2014年8月7日(木) 11時44分(タイ時間)
【中国】産業用を中心に中国のロボット市場が急成長期に入った。

 技術の向上や環境保護意識の高まりにつれて、需要が加速度的に拡大。中国ロボット産業連盟の曲道奎・理事長は、今後1、2年内に1兆人民元(約16兆6300億円)を超える巨大市場が立ち上がるとの予想を示している。中国政府系メディアが6日付で伝えた。

 産業ロボットの分野では、すでに世界最大の市場に躍進した。2013年は販売台数が3万7000台近くに達し、日本を抜いてトップ。世界需要の5分の1を占めた。うち中国産は9000台を販売。中国国内の産業ロボット生産台数は、2012年の3倍に急増した。

 産業界でロボットの普及が最も進んでいるのは自動車製造業。業界が速い成長を維持する中で、今後も持続的な需要拡大が見込める。電気機器や通信機器の分野も重要なロボット市場だ。
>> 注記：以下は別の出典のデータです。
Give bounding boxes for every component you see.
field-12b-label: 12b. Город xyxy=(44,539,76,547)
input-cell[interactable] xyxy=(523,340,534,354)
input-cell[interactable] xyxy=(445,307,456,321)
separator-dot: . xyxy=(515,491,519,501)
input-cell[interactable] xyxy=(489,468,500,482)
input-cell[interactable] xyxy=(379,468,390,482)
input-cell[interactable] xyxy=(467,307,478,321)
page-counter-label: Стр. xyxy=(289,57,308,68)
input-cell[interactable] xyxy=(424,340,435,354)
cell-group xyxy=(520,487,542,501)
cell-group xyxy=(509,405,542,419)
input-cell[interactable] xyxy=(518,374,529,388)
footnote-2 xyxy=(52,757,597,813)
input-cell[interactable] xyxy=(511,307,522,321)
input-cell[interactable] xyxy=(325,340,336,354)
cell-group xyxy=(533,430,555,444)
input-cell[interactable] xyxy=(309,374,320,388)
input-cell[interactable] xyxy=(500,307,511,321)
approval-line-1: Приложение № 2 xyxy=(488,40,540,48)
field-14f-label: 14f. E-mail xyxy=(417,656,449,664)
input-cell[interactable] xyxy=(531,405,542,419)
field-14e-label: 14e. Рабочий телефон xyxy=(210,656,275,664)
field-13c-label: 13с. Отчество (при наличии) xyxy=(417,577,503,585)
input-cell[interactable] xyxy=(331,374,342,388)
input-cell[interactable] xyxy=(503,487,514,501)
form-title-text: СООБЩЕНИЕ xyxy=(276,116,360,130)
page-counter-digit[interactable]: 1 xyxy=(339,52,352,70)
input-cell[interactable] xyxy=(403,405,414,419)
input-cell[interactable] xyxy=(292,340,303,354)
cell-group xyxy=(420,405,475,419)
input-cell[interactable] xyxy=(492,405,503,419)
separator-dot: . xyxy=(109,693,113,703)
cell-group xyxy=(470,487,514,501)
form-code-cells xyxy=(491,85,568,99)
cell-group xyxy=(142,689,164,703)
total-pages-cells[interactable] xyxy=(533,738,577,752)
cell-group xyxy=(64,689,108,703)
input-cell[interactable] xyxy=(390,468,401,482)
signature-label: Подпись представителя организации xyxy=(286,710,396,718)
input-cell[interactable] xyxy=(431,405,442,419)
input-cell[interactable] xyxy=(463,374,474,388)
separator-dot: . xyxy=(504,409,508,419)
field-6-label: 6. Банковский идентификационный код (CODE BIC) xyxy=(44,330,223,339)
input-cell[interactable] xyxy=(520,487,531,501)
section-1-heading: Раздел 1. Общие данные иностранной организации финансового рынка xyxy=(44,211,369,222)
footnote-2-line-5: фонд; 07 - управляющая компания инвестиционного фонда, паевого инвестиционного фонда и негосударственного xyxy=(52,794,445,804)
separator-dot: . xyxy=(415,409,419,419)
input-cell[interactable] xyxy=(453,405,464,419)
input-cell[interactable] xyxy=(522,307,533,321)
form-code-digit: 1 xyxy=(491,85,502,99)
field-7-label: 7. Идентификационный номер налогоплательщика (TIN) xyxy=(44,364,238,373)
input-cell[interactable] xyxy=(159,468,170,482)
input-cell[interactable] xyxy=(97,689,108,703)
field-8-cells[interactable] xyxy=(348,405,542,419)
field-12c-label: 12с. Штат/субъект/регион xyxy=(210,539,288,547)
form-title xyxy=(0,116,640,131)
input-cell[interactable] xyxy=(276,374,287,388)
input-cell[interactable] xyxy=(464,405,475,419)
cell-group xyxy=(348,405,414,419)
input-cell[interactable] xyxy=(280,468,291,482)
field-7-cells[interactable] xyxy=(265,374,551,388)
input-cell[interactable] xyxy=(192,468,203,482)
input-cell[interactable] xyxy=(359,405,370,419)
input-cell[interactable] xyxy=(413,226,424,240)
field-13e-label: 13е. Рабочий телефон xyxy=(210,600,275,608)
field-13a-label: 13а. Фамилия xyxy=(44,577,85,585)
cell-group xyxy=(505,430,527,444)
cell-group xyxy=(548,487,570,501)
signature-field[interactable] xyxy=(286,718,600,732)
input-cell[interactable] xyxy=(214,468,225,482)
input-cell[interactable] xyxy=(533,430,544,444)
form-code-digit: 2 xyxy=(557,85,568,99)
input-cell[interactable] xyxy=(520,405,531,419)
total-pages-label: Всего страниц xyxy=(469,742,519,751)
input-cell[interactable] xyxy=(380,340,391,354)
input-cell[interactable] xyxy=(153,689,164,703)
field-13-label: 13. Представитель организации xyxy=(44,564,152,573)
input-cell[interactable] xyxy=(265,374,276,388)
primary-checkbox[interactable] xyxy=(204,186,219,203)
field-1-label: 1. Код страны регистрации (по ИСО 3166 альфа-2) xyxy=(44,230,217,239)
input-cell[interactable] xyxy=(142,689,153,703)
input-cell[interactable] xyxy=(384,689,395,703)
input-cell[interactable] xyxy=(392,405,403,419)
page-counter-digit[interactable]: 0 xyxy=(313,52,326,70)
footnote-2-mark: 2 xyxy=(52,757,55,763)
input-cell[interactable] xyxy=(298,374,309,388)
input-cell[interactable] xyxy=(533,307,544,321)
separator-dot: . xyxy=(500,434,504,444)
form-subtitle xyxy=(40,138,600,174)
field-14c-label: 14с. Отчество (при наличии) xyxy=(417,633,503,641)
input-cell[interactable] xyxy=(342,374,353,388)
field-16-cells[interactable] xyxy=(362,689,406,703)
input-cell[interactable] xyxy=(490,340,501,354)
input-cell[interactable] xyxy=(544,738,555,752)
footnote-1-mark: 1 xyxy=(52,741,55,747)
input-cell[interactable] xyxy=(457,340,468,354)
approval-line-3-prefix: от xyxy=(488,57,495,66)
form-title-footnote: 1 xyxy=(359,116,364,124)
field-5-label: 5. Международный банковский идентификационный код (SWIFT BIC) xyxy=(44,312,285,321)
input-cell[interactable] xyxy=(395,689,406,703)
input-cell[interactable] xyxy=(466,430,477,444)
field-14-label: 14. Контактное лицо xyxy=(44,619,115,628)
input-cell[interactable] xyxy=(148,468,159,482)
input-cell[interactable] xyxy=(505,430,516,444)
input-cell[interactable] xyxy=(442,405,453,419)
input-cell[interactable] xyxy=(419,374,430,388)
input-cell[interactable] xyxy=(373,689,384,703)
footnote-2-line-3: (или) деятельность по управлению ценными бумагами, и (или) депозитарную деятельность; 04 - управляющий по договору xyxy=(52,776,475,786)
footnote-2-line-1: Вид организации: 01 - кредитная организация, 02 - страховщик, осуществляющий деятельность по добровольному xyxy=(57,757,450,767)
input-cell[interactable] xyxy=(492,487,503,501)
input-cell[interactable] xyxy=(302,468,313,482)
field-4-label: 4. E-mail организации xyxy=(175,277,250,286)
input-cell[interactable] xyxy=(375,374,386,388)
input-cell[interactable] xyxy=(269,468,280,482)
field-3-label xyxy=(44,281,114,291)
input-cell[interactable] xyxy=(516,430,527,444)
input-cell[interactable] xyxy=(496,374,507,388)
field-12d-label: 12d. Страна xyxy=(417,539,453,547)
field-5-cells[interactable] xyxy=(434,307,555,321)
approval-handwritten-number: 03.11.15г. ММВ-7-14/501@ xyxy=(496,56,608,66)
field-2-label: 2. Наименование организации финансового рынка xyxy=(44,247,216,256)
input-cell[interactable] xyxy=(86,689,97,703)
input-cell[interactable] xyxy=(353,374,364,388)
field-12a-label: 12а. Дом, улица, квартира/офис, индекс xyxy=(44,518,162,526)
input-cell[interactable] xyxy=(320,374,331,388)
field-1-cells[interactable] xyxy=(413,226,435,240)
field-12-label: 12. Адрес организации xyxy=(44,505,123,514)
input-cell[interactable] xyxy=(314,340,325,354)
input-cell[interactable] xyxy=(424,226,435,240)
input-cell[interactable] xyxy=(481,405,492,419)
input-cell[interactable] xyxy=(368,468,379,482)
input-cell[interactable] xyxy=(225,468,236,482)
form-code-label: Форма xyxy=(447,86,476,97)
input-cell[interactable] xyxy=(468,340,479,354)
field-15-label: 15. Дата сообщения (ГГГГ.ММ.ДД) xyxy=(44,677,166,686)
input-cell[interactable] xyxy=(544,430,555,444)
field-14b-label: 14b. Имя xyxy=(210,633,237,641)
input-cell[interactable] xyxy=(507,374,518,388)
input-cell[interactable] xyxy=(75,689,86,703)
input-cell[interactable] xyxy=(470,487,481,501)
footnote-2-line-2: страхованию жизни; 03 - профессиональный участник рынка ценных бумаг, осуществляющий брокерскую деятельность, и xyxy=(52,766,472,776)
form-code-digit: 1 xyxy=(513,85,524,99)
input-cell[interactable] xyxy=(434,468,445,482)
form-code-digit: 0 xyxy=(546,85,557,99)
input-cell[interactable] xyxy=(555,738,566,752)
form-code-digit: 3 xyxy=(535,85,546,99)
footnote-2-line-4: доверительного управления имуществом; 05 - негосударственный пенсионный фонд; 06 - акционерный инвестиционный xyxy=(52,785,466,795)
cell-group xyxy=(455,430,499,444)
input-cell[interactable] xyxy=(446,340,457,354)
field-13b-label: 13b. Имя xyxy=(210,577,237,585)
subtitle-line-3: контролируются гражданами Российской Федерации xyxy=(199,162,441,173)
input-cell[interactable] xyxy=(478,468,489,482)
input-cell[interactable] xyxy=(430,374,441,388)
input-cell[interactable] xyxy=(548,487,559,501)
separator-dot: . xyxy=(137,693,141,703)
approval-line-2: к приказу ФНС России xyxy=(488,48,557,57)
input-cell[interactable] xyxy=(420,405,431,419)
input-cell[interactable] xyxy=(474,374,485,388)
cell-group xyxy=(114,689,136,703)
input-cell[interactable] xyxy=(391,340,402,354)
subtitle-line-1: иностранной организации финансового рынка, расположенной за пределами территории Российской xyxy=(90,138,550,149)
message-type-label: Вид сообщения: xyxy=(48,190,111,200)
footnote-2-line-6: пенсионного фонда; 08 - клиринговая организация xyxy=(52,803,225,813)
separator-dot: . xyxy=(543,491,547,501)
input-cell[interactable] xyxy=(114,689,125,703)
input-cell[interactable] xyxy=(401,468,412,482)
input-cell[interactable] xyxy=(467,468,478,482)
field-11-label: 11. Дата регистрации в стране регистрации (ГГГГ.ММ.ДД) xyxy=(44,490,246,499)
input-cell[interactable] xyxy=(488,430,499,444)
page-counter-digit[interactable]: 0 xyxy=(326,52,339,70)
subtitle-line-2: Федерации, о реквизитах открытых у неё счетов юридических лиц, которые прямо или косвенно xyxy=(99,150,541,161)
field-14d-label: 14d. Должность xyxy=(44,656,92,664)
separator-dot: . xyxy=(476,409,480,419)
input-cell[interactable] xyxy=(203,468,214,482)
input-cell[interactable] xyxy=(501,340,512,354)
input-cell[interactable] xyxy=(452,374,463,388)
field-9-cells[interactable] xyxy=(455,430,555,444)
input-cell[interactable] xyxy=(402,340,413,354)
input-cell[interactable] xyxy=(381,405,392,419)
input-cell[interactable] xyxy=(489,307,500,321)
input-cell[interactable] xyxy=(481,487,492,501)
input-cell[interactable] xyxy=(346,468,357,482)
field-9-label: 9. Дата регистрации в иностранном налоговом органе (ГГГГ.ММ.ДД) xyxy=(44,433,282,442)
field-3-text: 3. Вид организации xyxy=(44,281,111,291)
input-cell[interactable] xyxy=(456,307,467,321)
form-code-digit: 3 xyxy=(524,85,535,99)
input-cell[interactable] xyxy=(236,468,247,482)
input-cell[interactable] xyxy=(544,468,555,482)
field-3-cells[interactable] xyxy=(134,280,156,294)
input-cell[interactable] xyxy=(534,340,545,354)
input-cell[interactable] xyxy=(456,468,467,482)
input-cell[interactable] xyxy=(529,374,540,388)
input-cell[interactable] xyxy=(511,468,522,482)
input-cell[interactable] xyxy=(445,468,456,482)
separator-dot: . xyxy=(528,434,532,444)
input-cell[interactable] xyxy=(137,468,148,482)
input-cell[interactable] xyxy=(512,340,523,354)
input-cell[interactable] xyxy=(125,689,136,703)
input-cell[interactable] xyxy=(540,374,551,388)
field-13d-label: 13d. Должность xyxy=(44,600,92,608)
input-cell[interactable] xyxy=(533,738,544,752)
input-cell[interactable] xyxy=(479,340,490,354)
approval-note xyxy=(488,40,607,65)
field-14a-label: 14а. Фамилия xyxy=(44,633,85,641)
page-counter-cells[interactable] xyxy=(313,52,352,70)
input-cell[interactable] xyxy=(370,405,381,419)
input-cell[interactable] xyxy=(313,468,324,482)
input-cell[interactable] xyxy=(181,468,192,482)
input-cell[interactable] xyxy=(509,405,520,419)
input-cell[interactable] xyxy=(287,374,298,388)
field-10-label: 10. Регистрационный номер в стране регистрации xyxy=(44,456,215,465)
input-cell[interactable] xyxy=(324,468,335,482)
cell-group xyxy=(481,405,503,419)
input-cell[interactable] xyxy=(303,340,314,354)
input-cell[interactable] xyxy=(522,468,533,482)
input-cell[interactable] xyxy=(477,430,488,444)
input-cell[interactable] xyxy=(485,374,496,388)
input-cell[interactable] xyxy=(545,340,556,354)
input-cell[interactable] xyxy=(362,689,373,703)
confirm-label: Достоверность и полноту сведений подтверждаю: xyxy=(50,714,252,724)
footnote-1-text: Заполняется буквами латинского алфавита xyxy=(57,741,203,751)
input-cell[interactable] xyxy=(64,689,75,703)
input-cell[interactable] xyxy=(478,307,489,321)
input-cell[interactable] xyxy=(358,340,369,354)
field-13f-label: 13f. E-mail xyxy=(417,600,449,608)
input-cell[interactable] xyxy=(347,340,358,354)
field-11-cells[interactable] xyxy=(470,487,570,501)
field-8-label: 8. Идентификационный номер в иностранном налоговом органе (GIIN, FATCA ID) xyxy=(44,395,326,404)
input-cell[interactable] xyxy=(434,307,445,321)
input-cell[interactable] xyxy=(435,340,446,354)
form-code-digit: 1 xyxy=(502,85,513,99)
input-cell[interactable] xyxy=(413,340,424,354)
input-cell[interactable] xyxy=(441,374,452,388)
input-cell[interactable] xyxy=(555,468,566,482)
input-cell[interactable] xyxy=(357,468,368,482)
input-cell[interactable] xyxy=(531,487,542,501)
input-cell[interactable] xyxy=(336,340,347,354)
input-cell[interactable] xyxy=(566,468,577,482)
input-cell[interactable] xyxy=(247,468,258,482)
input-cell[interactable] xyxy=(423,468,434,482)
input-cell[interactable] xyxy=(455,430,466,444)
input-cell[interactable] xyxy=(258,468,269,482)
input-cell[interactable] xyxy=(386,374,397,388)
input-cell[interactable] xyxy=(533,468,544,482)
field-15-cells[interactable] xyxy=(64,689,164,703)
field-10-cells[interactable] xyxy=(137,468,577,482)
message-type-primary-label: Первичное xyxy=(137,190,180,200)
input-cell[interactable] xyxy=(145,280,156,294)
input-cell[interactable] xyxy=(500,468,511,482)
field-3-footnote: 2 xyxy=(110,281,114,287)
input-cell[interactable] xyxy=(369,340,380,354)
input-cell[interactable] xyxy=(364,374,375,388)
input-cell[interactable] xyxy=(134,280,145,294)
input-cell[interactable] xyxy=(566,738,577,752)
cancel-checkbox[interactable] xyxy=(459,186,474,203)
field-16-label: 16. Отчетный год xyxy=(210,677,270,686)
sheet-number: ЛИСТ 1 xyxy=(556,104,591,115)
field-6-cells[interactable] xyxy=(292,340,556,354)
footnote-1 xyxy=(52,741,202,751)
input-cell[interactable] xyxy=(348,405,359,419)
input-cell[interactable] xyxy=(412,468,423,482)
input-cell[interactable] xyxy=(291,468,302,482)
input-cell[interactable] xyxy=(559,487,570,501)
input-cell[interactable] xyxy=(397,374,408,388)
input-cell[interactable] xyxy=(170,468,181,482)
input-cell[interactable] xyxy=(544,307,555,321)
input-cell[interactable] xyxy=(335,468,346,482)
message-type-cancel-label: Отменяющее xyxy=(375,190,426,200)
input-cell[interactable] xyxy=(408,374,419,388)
 このほか、浴室・厨房機器、セラミックなど人手不足が見られる業界でロボット導入の加速が確実視される。半導体、太陽光発電、LED、医薬品など無塵環境を必要とされる業種でも、ロボット利用の優勢が目立ってきた。

 中国では新たな成長点として、ロボットを始めとする先進設備製造業が注視されている。工業和信息化部(工業情報化部)の統計によると、今年上半期はスマート設備製造、先進レール交通設備、海洋エンジニアリングなどの先進設備製造業が設備製造業全体の生産額の10%以上を占めた。特にロボットを中心とするスマート設備製造業の成長ポテンシャルが期待されている。

 こうしたなか、中国機械工業連合会の王瑞祥会長は、国産ロボットの技術面での海外との開きを憂慮。コア競争力を備えていない現状を打破する必要性を強調した。